Monday, October 3, 2011

Dancing takes a backseat....temporarily.


"Nothing in life is so hard that you can't make it easier by the way you take it." - Ellen Glasgow



It has obviously been quite some time since I’ve posted, and to be perfectly honest, it’s also been quite some time since I’ve written much of anything. Shortly after my last entry in August I sat down on my living room floor, laptop on the stool in front of me, and pounded out a rough draft of what I had hoped would be an intro to some thoughts one of my longtime friends had shared with me on the topic of underwear dancing. I assumed I would revise and post it in a week or so, but as is so often the case with life, it had other plans for me. A lot of that involved working hard and continuing to plug away at this new life I’m building for myself, but some of it has admittedly been not wanting to write about such a fun, light topic when I’m still in the midst of working through a lot of things that aren’t all that enjoyable or carefree. Don’t get me wrong, life is treating me really well, and I want any of you taking the time to read this to know that I’m speaking the truth. Of course if you know me at all you know I’m as honest as they come, but looking back at a few (much) older posts, I’ve realized that when writing about my own life I had from time to time expressed what I so badly wanted to believe about myself, but rarely­- deep down - truly believed. This time I know how immensely fortunate I am for having the life that I do, especially thinking back to where I was this time just last year. That said, I’m going to speak frankly  and say that truly loving and accepting oneself is still damn difficult. I work a lot, I get physically tired and can’t always be as active as I’d like, so…. I feel bad about myself. I continue to process some more emotional difficulties stemming from all that’s happened in my life over the past year, I become mentally spent and so… I feel bad about myself. I’m sure you get the picture. When I get stuck in that self-deprecating rut, the last thing I feel like doing is jumping around to uplifting music in my underwear. I can't imagine that anyone would.

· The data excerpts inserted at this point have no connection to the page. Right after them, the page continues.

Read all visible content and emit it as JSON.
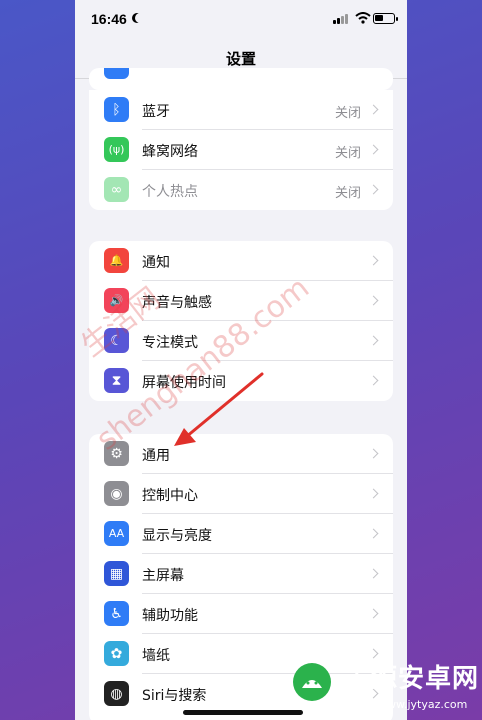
{
  "status": {
    "time": "16:46"
  },
  "nav": {
    "title": "设置"
  },
  "group1": [
    {
      "name": "bluetooth",
      "label": "蓝牙",
      "value": "关闭",
      "color": "#2f7cf6",
      "icon": "bluetooth-icon",
      "glyph": "ᛒ"
    },
    {
      "name": "cellular",
      "label": "蜂窝网络",
      "value": "关闭",
      "color": "#34c759",
      "icon": "antenna-icon",
      "glyph": "(ψ)"
    },
    {
      "name": "hotspot",
      "label": "个人热点",
      "value": "关闭",
      "color": "#34c759",
      "icon": "hotspot-icon",
      "glyph": "∞",
      "dim": true
    }
  ],
  "group2": [
    {
      "name": "notifications",
      "label": "通知",
      "color": "#f2453d",
      "icon": "bell-icon",
      "glyph": "🔔"
    },
    {
      "name": "sounds",
      "label": "声音与触感",
      "color": "#f2445a",
      "icon": "speaker-icon",
      "glyph": "🔊"
    },
    {
      "name": "focus",
      "label": "专注模式",
      "color": "#5856d6",
      "icon": "moon-icon",
      "glyph": "☾"
    },
    {
      "name": "screen-time",
      "label": "屏幕使用时间",
      "color": "#5856d6",
      "icon": "hourglass-icon",
      "glyph": "⧗"
    }
  ],
  "group3": [
    {
      "name": "general",
      "label": "通用",
      "color": "#8e8e93",
      "icon": "gear-icon",
      "glyph": "⚙"
    },
    {
      "name": "control-center",
      "label": "控制中心",
      "color": "#8e8e93",
      "icon": "toggles-icon",
      "glyph": "◉"
    },
    {
      "name": "display",
      "label": "显示与亮度",
      "color": "#2f7cf6",
      "icon": "text-size-icon",
      "glyph": "AA"
    },
    {
      "name": "home-screen",
      "label": "主屏幕",
      "color": "#2f56d8",
      "icon": "grid-icon",
      "glyph": "▦"
    },
    {
      "name": "accessibility",
      "label": "辅助功能",
      "color": "#2f7cf6",
      "icon": "accessibility-icon",
      "glyph": "♿"
    },
    {
      "name": "wallpaper",
      "label": "墙纸",
      "color": "#34aadc",
      "icon": "flower-icon",
      "glyph": "✿"
    },
    {
      "name": "siri",
      "label": "Siri与搜索",
      "color": "#222222",
      "icon": "siri-icon",
      "glyph": "◍"
    }
  ],
  "watermark": {
    "line1": "生活网",
    "line2": "shenghan88.com"
  },
  "logo": {
    "name": "天源安卓网",
    "url": "www.jytyaz.com"
  }
}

Yet in spite of this so-called rut, I still felt that itch to write- in particular to blog – yet I knew there was no way I could tackle a post about embracing myself in a happy-go-lucky way feeling as I did. Time and again I thought about those very friends whose thoughts I was wanting to share, and how extremely confounding it is that even with all their unconditional love, acceptance, and support of me – many of them offering all of that to me for over half of my life – my own self –loathing could  and would still creep in and reign supreme. It may sound a bit melodramatic to those who haven’t experienced it for themselves, but it can be a very painful and helpless feeling. After becoming completely overwhelmed one evening last week, I contacted a friend of mine – one of the only true friends I’ve made so far in my new hometown – merely hoping for a kind heart and an open ear to allow me to vent. Well, I got that for sure….but I also got immeasurably more in the form of true inspiration. She has been “there”  - though everyone’s “there” is unique to their life experience, we can definitely relate– and she could state with unflinching honesty and confidence that for some people, learning to love themselves is the most difficult thing they’ll ever face, but she that she could promise me that if I truly learned to do so, it would be more than worth it. I wish I could remember the exact words she used because it felt like someone hit me over the head and woke me up in the most wonderful way possible. I also wish I could sit here and write that I have since done a complete 180 with regard to my self-esteem… but unfortunately, I can’t. Not yet. I’ve expressed many times that to me, what’s true is beautiful, and so I feel it my duty to pass that on to my readers (aka my friends and family) by always being truthful when I write. No, I didn’t suddenly learn to love myself because of an exceptionally inspiring conversation with a very special young lady….but….for the first time in weeks… I stripped down to my undies and I danced. And danced. And danced. And it felt really, really good.

It’s in that spirit that I plan on posting the random thoughts and musings about dancing in one’s underwear that some of my favorite friends were kind enough to send me over the summer – hopefully over the next few weeks. I may not have the time or wherewithal to write much, but I hope that posting them will inspire you (and me too!) to keep striving for self acceptance and true enjoyment of the beauty that is present in each of our lives and in each of us. It certainly can’t hurt to try.